Comment on “Dual Prosthetic Heart Valve Presented with Chest Pain: A Case Report of Coronary Thromboembolism”
We have recently read with great interest the case report by S. Wongrakpanich et al. describing a patient with a history of dual prosthetic heart valves and atrial fibrillation who developed coronary embolism (CE) due to inadequate anticoagulation . Thanks are due to the authors for their contribution of the present report including a rare complication of prosthetic valve thrombosis (PVT). On the other hand, we want to make essential criticism regarding some major drawbacks in the management of the patient.
CE is a rare cause of acute coronary syndrome (ACS) in patients with prosthetic heart valves. The majority of patients with prosthetic heart valve who were admitted with ACS had non-ST elevation ACS rather than ST segment elevation ACS . The information in the literature about this complication is scarce and mainly based on case reports. There is a controversy regarding the treatment of patients with CE. In the current literature, intracoronary or intravenous thrombolytic therapy (TT), stent implantation, and embolectomy were performed as reperfusion strategies, but there is no consensus regarding the optimal treatment.

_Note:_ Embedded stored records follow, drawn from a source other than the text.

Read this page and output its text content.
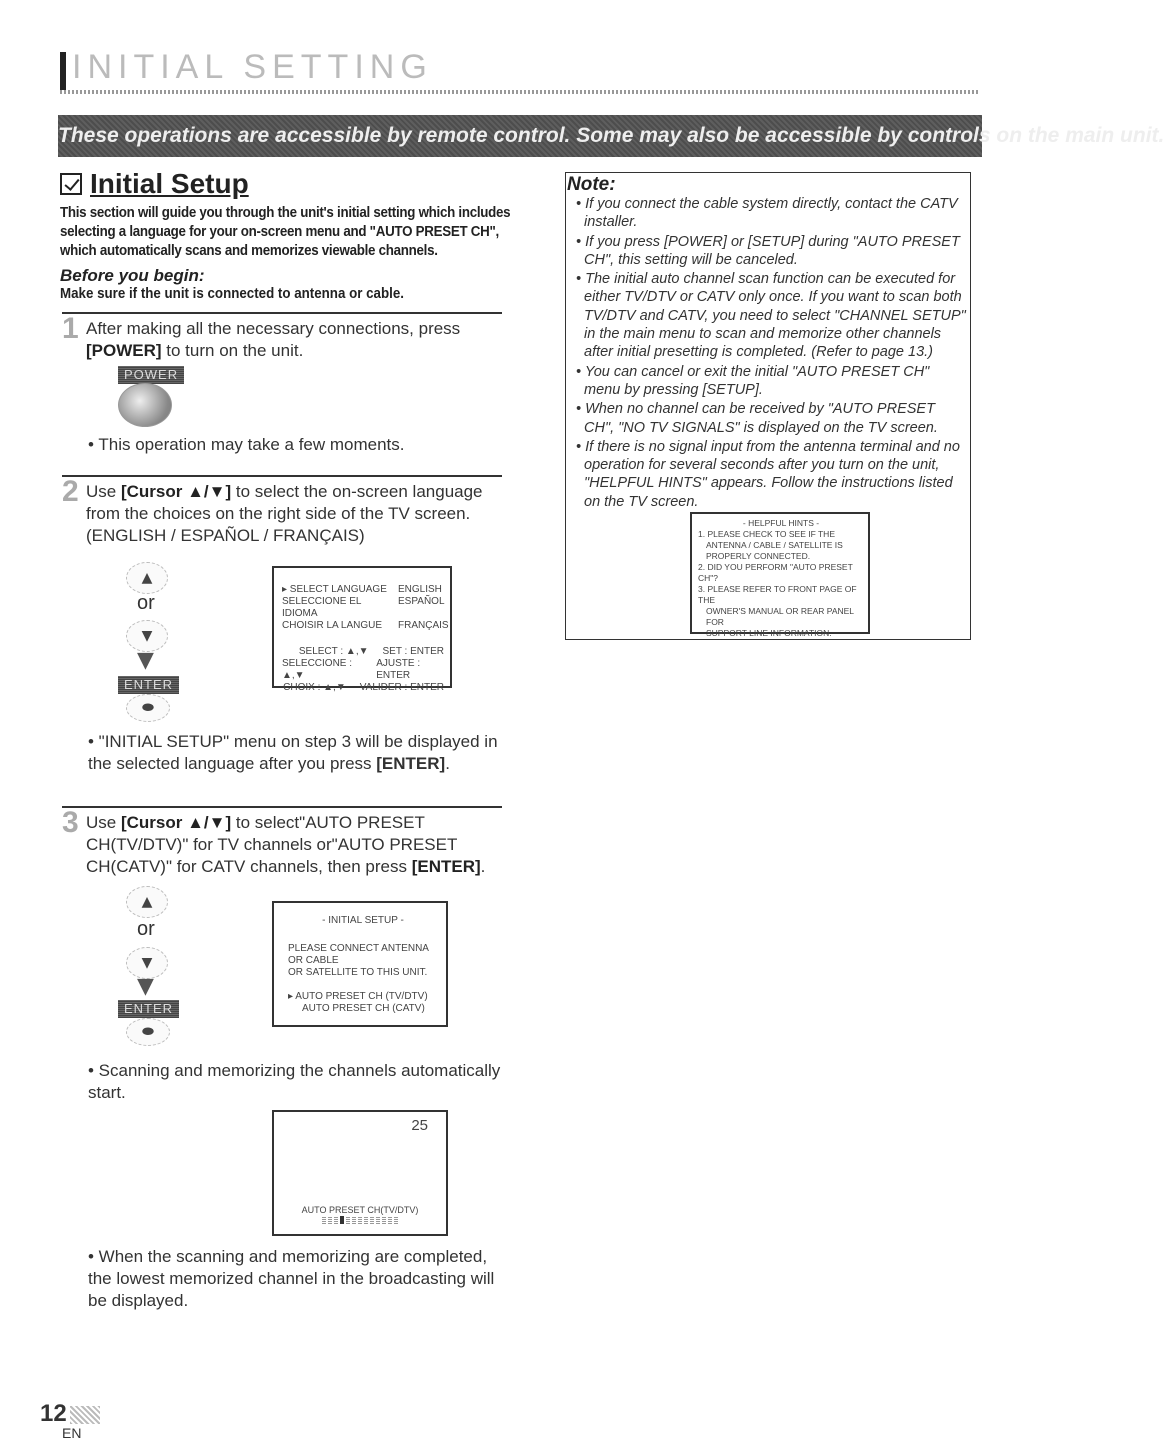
INITIAL SETTING
These operations are accessible by remote control. Some may also be accessible by controls on the main unit.
Initial Setup
This section will guide you through the unit's initial setting which includes selecting a language for your on-screen menu and "AUTO PRESET CH", which automatically scans and memorizes viewable channels.
Before you begin:
Make sure if the unit is connected to antenna or cable.
1 After making all the necessary connections, press [POWER] to turn on the unit.
POWER
• This operation may take a few moments.
2 Use [Cursor ▲/▼] to select the on-screen language from the choices on the right side of the TV screen. (ENGLISH / ESPAÑOL / FRANÇAIS)
▲
or
▼
▼
ENTER
⬬
▸ SELECT LANGUAGE ENGLISH
SELECCIONE EL IDIOMA
ESPAÑOL
CHOISIR LA LANGUE FRANÇAIS
SELECT : ▲,▼ SET : ENTER
SELECCIONE : ▲,▼
AJUSTE : ENTER
CHOIX : ▲,▼ VALIDER : ENTER
• "INITIAL SETUP" menu on step 3 will be displayed in the selected language after you press [ENTER].
3 Use [Cursor ▲/▼] to select"AUTO PRESET CH(TV/DTV)" for TV channels or"AUTO PRESET CH(CATV)" for CATV channels, then press [ENTER].
▲
or
▼
▼
ENTER
⬬
- INITIAL SETUP -
PLEASE CONNECT ANTENNA OR CABLE
OR SATELLITE TO THIS UNIT.
▸ AUTO PRESET CH (TV/DTV)
AUTO PRESET CH (CATV)
• Scanning and memorizing the channels automatically start.
25
AUTO PRESET CH(TV/DTV)
• When the scanning and memorizing are completed, the lowest memorized channel in the broadcasting will be displayed.
Note:
• If you connect the cable system directly, contact the CATV installer.
• If you press [POWER] or [SETUP] during "AUTO PRESET CH", this setting will be canceled.
• The initial auto channel scan function can be executed for either TV/DTV or CATV only once. If you want to scan both TV/DTV and CATV, you need to select "CHANNEL SETUP" in the main menu to scan and memorize other channels after initial presetting is completed. (Refer to page 13.)
• You can cancel or exit the initial "AUTO PRESET CH" menu by pressing [SETUP].
• When no channel can be received by "AUTO PRESET CH", "NO TV SIGNALS" is displayed on the TV screen.
• If there is no signal input from the antenna terminal and no operation for several seconds after you turn on the unit, "HELPFUL HINTS" appears. Follow the instructions listed on the TV screen.
- HELPFUL HINTS -
1. PLEASE CHECK TO SEE IF THE
ANTENNA / CABLE / SATELLITE IS
PROPERLY CONNECTED.
2. DID YOU PERFORM "AUTO PRESET CH"?
3. PLEASE REFER TO FRONT PAGE OF THE
OWNER'S MANUAL OR REAR PANEL FOR
SUPPORT LINE INFORMATION.
12
EN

In the case report presented by S. Wongrakpanich et al. a 54-year-old man with two ball-caged metallic prosthetic valves in mitral and aortic position was admitted with ACS. He had a history of left embolic stroke 15 years ago and international normalized ratio on the last admission was subtherapeutic. The authors performed emergent coronary angiography (CAG) before evaluation of the prosthetic valve with transthoracic (TTE) or transesophageal echocardiography (TEE). CAG revealed a thrombus image in the middle segment of the circumflex coronary artery which was aspirated successfully. The underlying vessel structure was normal which was consistent with a coronary embolism. So they performed TTE which revealed acceptable pressure gradients across both mechanical prostheses.
First of all, the major concern regarding the management of this patient is that, even with the gradients and orifice area being within normal limits, TTE is usually uncapable of demonstrating the presence of nonobstructive thrombus on the prosthetic valves, necessitating TEE examination. Since the patient had aortic prosthesis, urgent conventional CAG without TEE examination carried a high risk of new potential thromboembolism due to catheter manipulation during CAG. Although the patient was not complicated with new thromboembolism, it would be better if they performed CAG just after TEE findings suggested that catheter intervention would be safe.
Another noteworthy issue regarding the management of the patient is that, when a patient with prosthetic valve was admitted with ACS, PVT was needed to be excluded by TEE before CAG. This strategy helps the clinician to decide what to do during percutaneous interventions. If there is no PVT, you may focus on solving the coronary problem only; however if there are signs of PVT, you should find solutions for two problems. In such situations TT may be a favorable treatment strategy which aims to lyse both valvular and coronary thrombi in the absence of contraindications. The fresh nature of the embolic thrombus may play a role in the successful outcomes of TT. In our recently published case series TT was considered as an initial therapy in the management of PVT and related CE with successful outcomes for both prosthetic and coronary thrombosis .
Treatment modalities for PVT include heparin treatment, TT, and surgery. Guidelines lack definitive class I recommendations due to lack of randomised controlled trials and usually leave the choice of treatment to the clinician’s experience. Surgery is suggested as a first line strategy in most situations of left sided PVT; however, TT has been recently used with successful outcomes [4, 5]. We have previously reported that low dose (25 mg) and slow infusion (6 hours) of tPA is very safe and associated with very high thrombolytic success in this regard .
As a result, we can conclude that CAG should be deferred after TEE due to risk of thromboembolism during catheter manipulation in aortic PVT patients and also in order to decide the best treatment strategy for PVT patients who were admitted with ACS. TT should be considered as an initial treatment modality in these patients. Low dose and prolonged infusion of tPA is an effective regimen which can be safely performed in the absence of contraindications.
Conflict of Interests
All of the authors have no conflict of interests.
All of the authors contributed to planning, conducting, and reporting of the work. All contributors are responsible for the overall content as guarantors.